Красная звезда светила над горизонтом ярко, точно сигнальный огонь маяка. Твердая поверхность ВПП быстро кончилась, я перелез через чахлую ограду, скорее символическую, чем реальную и зашагал по песку. Он ритмично хрустел у меня под ногами.
Пистолет держал в руке. Людей я не боялся, но кто сказал, что в пустыне не может быть опасных тварей, лакомых до пусть жилистого и нежирного, но все
Барханы сменялись каменистой пустошью, которая вновь растворялась в грудах песка. Я шел и шел, ночная прохлада куда-то делась, а фляжка пустела с удивительной быстротой. Рана болела, но не очень сильно.

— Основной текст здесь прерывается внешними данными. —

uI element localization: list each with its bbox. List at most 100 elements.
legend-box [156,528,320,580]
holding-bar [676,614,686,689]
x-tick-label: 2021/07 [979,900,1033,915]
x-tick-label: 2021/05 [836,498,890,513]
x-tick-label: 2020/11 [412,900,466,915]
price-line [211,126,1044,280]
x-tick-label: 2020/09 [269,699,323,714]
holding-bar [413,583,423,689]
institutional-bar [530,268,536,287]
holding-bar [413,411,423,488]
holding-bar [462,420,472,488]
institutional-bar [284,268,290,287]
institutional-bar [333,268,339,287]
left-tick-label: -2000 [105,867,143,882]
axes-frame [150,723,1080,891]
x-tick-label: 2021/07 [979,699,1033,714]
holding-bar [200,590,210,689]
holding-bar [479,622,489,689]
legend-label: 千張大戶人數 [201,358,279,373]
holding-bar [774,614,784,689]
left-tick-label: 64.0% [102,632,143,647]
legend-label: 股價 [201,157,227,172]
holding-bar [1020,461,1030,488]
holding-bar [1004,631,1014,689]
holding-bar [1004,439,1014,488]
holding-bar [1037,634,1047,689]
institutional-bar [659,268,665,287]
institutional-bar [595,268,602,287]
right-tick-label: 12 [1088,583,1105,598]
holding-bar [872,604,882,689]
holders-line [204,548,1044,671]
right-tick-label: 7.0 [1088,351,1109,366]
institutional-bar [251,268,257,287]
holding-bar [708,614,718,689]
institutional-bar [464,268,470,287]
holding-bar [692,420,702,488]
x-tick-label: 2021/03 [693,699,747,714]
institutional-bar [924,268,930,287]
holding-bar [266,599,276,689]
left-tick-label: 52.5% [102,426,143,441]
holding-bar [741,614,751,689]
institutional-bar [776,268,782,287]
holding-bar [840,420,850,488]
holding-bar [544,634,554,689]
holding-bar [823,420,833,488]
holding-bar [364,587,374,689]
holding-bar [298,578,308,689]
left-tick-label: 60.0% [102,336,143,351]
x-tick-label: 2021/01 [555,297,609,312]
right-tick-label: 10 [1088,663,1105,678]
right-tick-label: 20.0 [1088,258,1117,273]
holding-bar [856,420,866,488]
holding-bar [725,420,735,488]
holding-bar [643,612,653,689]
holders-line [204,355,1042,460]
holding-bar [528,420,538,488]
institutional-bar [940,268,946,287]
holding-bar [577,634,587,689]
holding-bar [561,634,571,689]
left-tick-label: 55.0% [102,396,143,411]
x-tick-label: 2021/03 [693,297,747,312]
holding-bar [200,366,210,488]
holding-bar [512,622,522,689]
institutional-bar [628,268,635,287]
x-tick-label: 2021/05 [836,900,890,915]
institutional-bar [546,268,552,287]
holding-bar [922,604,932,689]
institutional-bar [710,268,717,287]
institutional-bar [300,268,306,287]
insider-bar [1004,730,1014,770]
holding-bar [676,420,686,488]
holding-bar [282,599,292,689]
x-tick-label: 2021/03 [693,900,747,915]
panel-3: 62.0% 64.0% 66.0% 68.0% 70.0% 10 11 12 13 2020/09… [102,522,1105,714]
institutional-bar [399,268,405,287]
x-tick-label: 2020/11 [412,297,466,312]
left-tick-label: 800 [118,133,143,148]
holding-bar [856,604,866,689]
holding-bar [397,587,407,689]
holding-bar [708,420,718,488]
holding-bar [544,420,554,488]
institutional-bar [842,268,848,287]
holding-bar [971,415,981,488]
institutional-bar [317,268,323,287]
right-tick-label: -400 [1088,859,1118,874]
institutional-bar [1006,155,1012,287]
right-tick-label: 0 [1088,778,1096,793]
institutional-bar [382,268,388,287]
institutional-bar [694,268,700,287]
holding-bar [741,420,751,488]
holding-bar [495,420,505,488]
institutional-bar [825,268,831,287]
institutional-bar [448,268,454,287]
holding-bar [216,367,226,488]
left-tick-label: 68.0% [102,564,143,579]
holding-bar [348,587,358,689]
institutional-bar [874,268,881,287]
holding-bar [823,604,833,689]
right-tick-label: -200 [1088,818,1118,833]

Когда я увидел скалы, край солнечного диска поднялся над горизонтом. Меня окатило настоящей волной жара, на лице тут же выступил пот. Светило Эммериха было не очень большим, но невероятно свирепым.
Малезани не шутил, говоря, что днем я не проживу тут и нескольких часов.
Обитель Созерцающих больше походила на крепость. Меня встретили глухие высокие стены, мощные ворота. Ощущая себя выложенной для вяления рыбиной, я преодолел последние десять шагов и постучал.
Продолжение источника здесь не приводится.